Romantically, Hughes never lost sight of his West Yorkshire roots despite his success. Stronger than Death sanctifies this link through a combination of panoramic footage and reflective contributions from admirers, imbuing Hughes with affable humility. Its main strength however is the coherent montage of images, ranging from absorbing interviews to snippets of Hughes reading his work, demonstrating the breadth of his influence and influences.

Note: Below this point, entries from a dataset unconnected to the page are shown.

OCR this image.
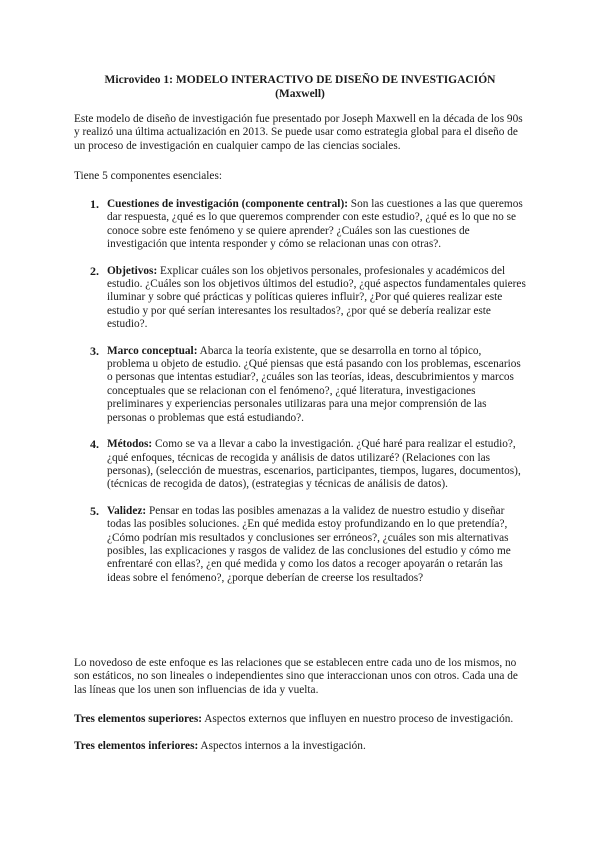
Microvideo 1: MODELO INTERACTIVO DE DISEÑO DE INVESTIGACIÓN
(Maxwell)

Este modelo de diseño de investigación fue presentado por Joseph Maxwell en la década de los 90s y realizó una última actualización en 2013. Se puede usar como estrategia global para el diseño de un proceso de investigación en cualquier campo de las ciencias sociales.

Tiene 5 componentes esenciales:

1. Cuestiones de investigación (componente central): Son las cuestiones a las que queremos dar respuesta, ¿qué es lo que queremos comprender con este estudio?, ¿qué es lo que no se conoce sobre este fenómeno y se quiere aprender? ¿Cuáles son las cuestiones de investigación que intenta responder y cómo se relacionan unas con otras?.
2. Objetivos: Explicar cuáles son los objetivos personales, profesionales y académicos del estudio. ¿Cuáles son los objetivos últimos del estudio?, ¿qué aspectos fundamentales quieres iluminar y sobre qué prácticas y políticas quieres influir?, ¿Por qué quieres realizar este estudio y por qué serían interesantes los resultados?, ¿por qué se debería realizar este estudio?.
3. Marco conceptual: Abarca la teoría existente, que se desarrolla en torno al tópico, problema u objeto de estudio. ¿Qué piensas que está pasando con los problemas, escenarios o personas que intentas estudiar?, ¿cuáles son las teorías, ideas, descubrimientos y marcos conceptuales que se relacionan con el fenómeno?, ¿qué literatura, investigaciones preliminares y experiencias personales utilizaras para una mejor comprensión de las personas o problemas que está estudiando?.
4. Métodos: Como se va a llevar a cabo la investigación. ¿Qué haré para realizar el estudio?, ¿qué enfoques, técnicas de recogida y análisis de datos utilizaré? (Relaciones con las personas), (selección de muestras, escenarios, participantes, tiempos, lugares, documentos), (técnicas de recogida de datos), (estrategias y técnicas de análisis de datos).
5. Validez: Pensar en todas las posibles amenazas a la validez de nuestro estudio y diseñar todas las posibles soluciones. ¿En qué medida estoy profundizando en lo que pretendía?, ¿Cómo podrían mis resultados y conclusiones ser erróneos?, ¿cuáles son mis alternativas posibles, las explicaciones y rasgos de validez de las conclusiones del estudio y cómo me enfrentaré con ellas?, ¿en qué medida y como los datos a recoger apoyarán o retarán las ideas sobre el fenómeno?, ¿porque deberían de creerse los resultados?

Lo novedoso de este enfoque es las relaciones que se establecen entre cada uno de los mismos, no son estáticos, no son lineales o independientes sino que interaccionan unos con otros. Cada una de las líneas que los unen son influencias de ida y vuelta.

Tres elementos superiores: Aspectos externos que influyen en nuestro proceso de investigación.

Tres elementos inferiores: Aspectos internos a la investigación.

Hearing Hughes’s soothing, rich voice coax out images drenched in nature’s wars is one of the most beautiful oxymorons in literature. ‘Hawk Roosting’, from his 1960 collection Lupercal, remains his masterpiece. The predatory bird’s mesmeric hubris, ‘Now I hold creation in my foot’, combined with the terseness of its serrated thoughts, should in an ideal world create new legions of fans. And how can one surpass the immortal line from ‘Examination at the Womb-Door’ in 1970’s critically worshipped Crow: From the Life and Songs of the Crow, ‘but who is stronger than Death? / me, evidently.’ Despite the focus on his personal life, there is no shortage of analysis of Hughes’s poetry, the emotional impact of which has conclusively survived his death.

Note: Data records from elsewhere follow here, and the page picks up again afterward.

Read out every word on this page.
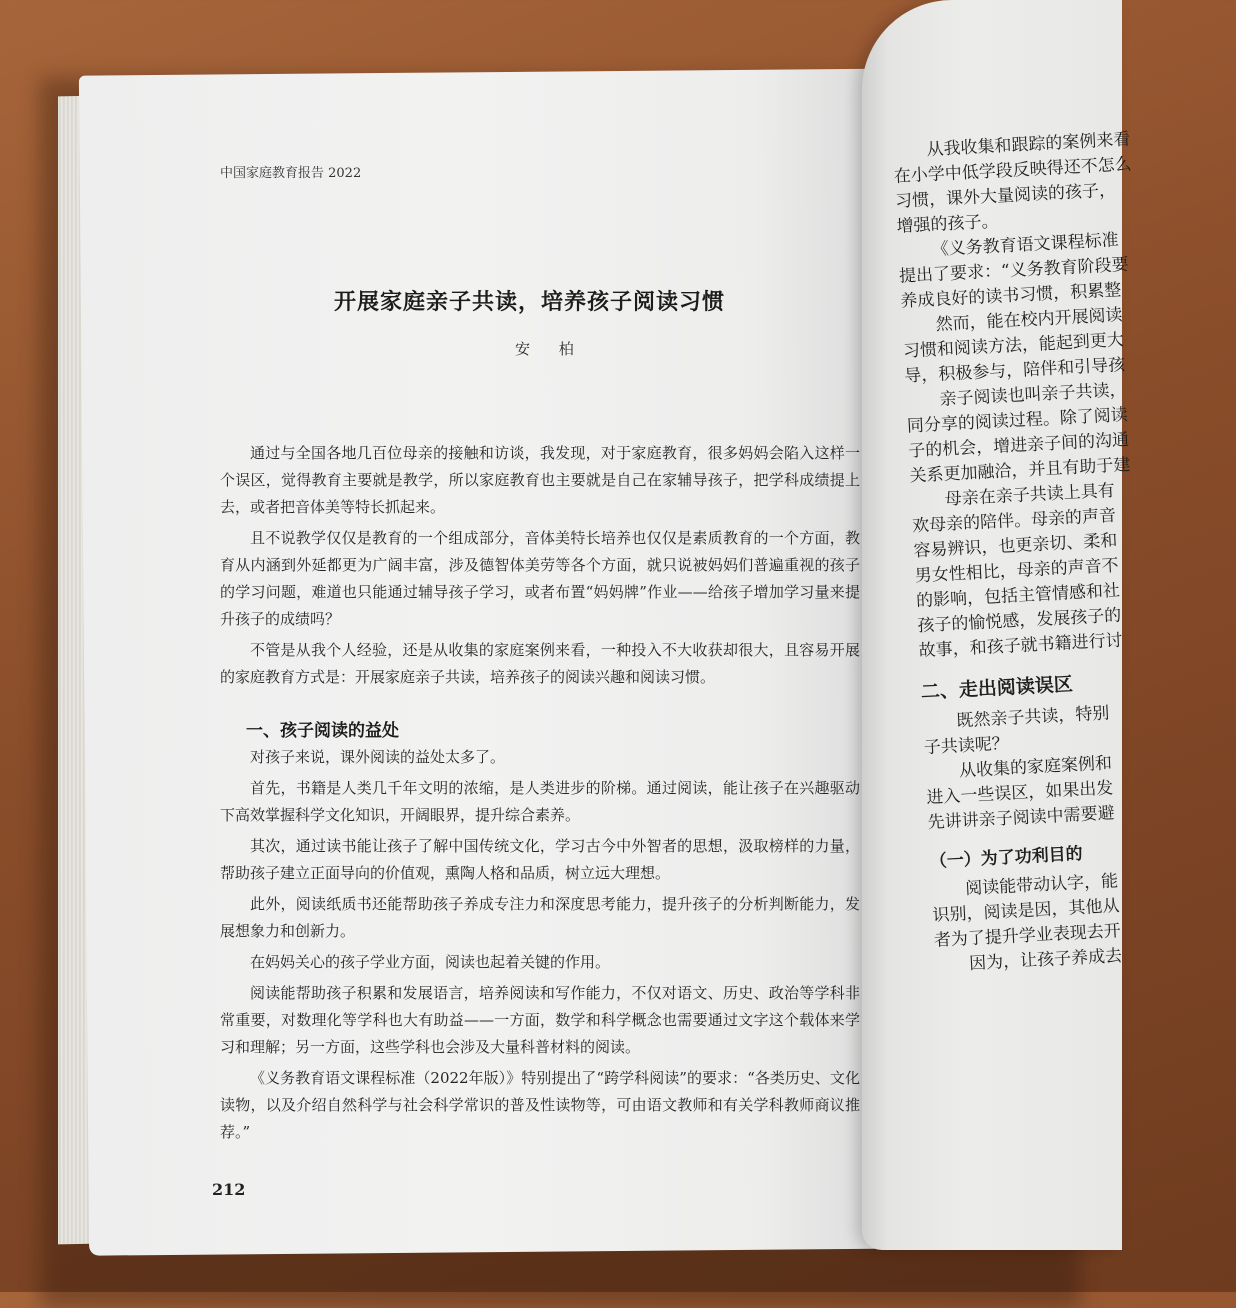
中国家庭教育报告 2022
开展家庭亲子共读，培养孩子阅读习惯
安 柏

通过与全国各地几百位母亲的接触和访谈，我发现，对于家庭教育，很多妈妈会陷入这样一个误区，觉得教育主要就是教学，所以家庭教育也主要就是自己在家辅导孩子，把学科成绩提上去，或者把音体美等特长抓起来。

且不说教学仅仅是教育的一个组成部分，音体美特长培养也仅仅是素质教育的一个方面，教育从内涵到外延都更为广阔丰富，涉及德智体美劳等各个方面，就只说被妈妈们普遍重视的孩子的学习问题，难道也只能通过辅导孩子学习，或者布置“妈妈牌”作业——给孩子增加学习量来提升孩子的成绩吗？

不管是从我个人经验，还是从收集的家庭案例来看，一种投入不大收获却很大，且容易开展的家庭教育方式是：开展家庭亲子共读，培养孩子的阅读兴趣和阅读习惯。

一、孩子阅读的益处

对孩子来说，课外阅读的益处太多了。

首先，书籍是人类几千年文明的浓缩，是人类进步的阶梯。通过阅读，能让孩子在兴趣驱动下高效掌握科学文化知识，开阔眼界，提升综合素养。

其次，通过读书能让孩子了解中国传统文化，学习古今中外智者的思想，汲取榜样的力量，帮助孩子建立正面导向的价值观，熏陶人格和品质，树立远大理想。

此外，阅读纸质书还能帮助孩子养成专注力和深度思考能力，提升孩子的分析判断能力，发展想象力和创新力。

在妈妈关心的孩子学业方面，阅读也起着关键的作用。

阅读能帮助孩子积累和发展语言，培养阅读和写作能力，不仅对语文、历史、政治等学科非常重要，对数理化等学科也大有助益——一方面，数学和科学概念也需要通过文字这个载体来学习和理解；另一方面，这些学科也会涉及大量科普材料的阅读。

《义务教育语文课程标准（2022年版）》特别提出了“跨学科阅读”的要求：“各类历史、文化读物，以及介绍自然科学与社会科学常识的普及性读物等，可由语文教师和有关学科教师商议推荐。”

212
从我收集和跟踪的案例来看
在小学中低学段反映得还不怎么
习惯，课外大量阅读的孩子，
增强的孩子。
《义务教育语文课程标准
提出了要求：“义务教育阶段要
养成良好的读书习惯，积累整
然而，能在校内开展阅读
习惯和阅读方法，能起到更大
导，积极参与，陪伴和引导孩
亲子阅读也叫亲子共读，
同分享的阅读过程。除了阅读
子的机会，增进亲子间的沟通
关系更加融洽，并且有助于建
母亲在亲子共读上具有
欢母亲的陪伴。母亲的声音
容易辨识，也更亲切、柔和
男女性相比，母亲的声音不
的影响，包括主管情感和社
孩子的愉悦感，发展孩子的
故事，和孩子就书籍进行讨
二、走出阅读误区
既然亲子共读，特别
子共读呢？
从收集的家庭案例和
进入一些误区，如果出发
先讲讲亲子阅读中需要避
（一）为了功利目的
阅读能带动认字，能
识别，阅读是因，其他从
者为了提升学业表现去开
因为，让孩子养成去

If one is to try to understand Hughes’s art, one must regrettably delve into Hughes’s private life. Hughes’s relationships with women were brutally shaped by his devotion to poetry, and vice versa.  However his aficionados spin it, it is impossible to deny that the great poet contributed to the mental breakdown and tragically premature death of his wife Sylvia Plath in 1963, at the age of 30. His affair with Assia Wevill, coupled with his insatiable desire to produce perfect art, drove the mentally vulnerable Plath over the edge. Stronger than Death’s most searing moment is when Plath burns her husband’s work in a revenge for his infidelity, at the sight of which Hughes revels, urging her to pour her fury into her poetry. In this moment, he seems morally incapacitated, deliberately estranged from the consequences of his artistic drive.

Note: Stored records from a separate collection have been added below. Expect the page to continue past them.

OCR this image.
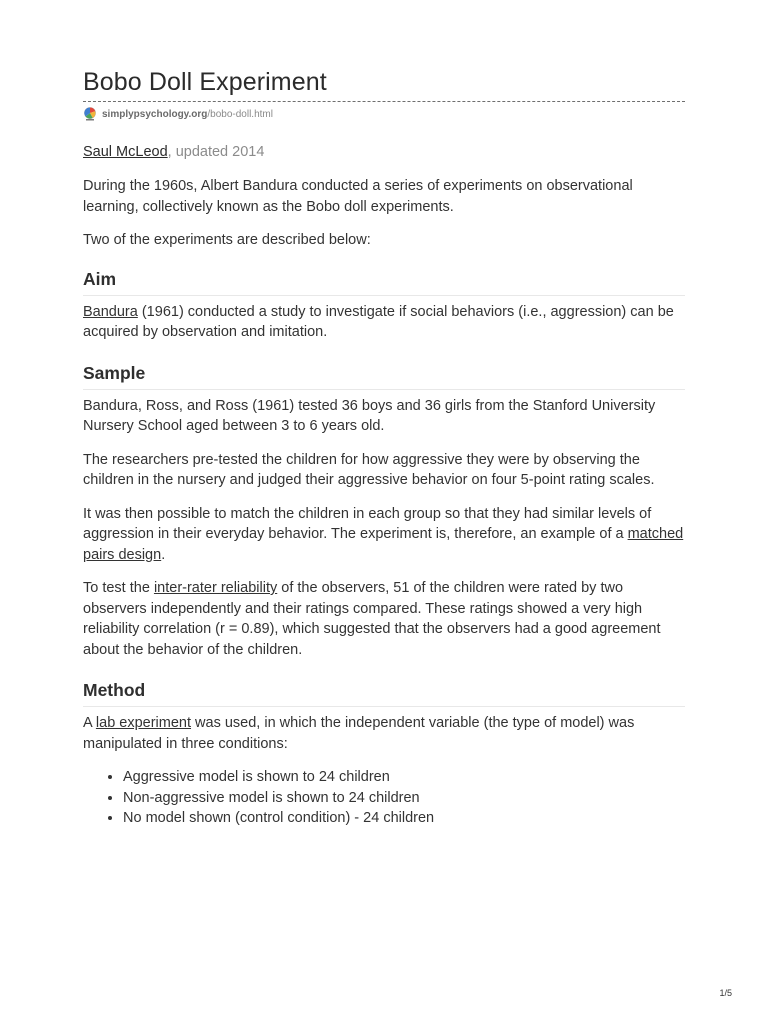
Bobo Doll Experiment
simplypsychology.org /bobo-doll.html
Saul McLeod, updated 2014

During the 1960s, Albert Bandura conducted a series of experiments on observational learning, collectively known as the Bobo doll experiments.

Two of the experiments are described below:

Aim

Bandura (1961) conducted a study to investigate if social behaviors (i.e., aggression) can be acquired by observation and imitation.

Sample

Bandura, Ross, and Ross (1961) tested 36 boys and 36 girls from the Stanford University Nursery School aged between 3 to 6 years old.

The researchers pre-tested the children for how aggressive they were by observing the children in the nursery and judged their aggressive behavior on four 5-point rating scales.

It was then possible to match the children in each group so that they had similar levels of aggression in their everyday behavior. The experiment is, therefore, an example of a matched pairs design.

To test the inter-rater reliability of the observers, 51 of the children were rated by two observers independently and their ratings compared. These ratings showed a very high reliability correlation (r = 0.89), which suggested that the observers had a good agreement about the behavior of the children.

Method

A lab experiment was used, in which the independent variable (the type of model) was manipulated in three conditions:

• Aggressive model is shown to 24 children
• Non-aggressive model is shown to 24 children
• No model shown (control condition) - 24 children
1/5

Contrastingly, Frieda Hughes, Ted and Sylvia’s daughter, tearfully relaying the savage retribution her father experienced after Plath’s and Wevill’s tragic suicides will make even Hughes’s most caustic detractor revise their views. The source of the backlash came from the nascent feminist movement of the seventies, which adopted 1965’s Ariel, Plath’s renowned poetry collection that Hughes helped publish, as their bible and Plath as their figurehead. One cannot help but sympathise with Frieda’s criticism of feminists who, despite not knowing the intimate circumstances of Plath’s demise, formed a view of him they considered axiomatic, resulting in Hughes being spat at when leaving public readings. Frieda’s comments make one realise that we make similarly unkind judgements about ordinary and famous people embroiled in tawdry events reported in sleazy tabloids every day. We don’t have all of the facts, yet we casually make judgements based on what little we know. Therefore, conversely, it is perfectly understandable that feminists adopted the haunting poetry of Plath and detested Hughes. From an outsider’s perspective, a position most people observe this from, Hughes looks partially complicit in Plath’s downfall. Whatever the case, his personal life should not detract from the wonderful work he bequeathed us.

Hughes was a poet before he was a husband, a father and a man. He lay himself prostrate before every single poem he wrote, so deep was his reverence. He gave himself up to something that, in the words of Melvyn Bragg, was his salvation. For Hughes, poetry was something that could change the world, an attitude not repeated as commonly as one would wish today.

 

Ted Hughes: Stronger than Death is available on iPlayer now.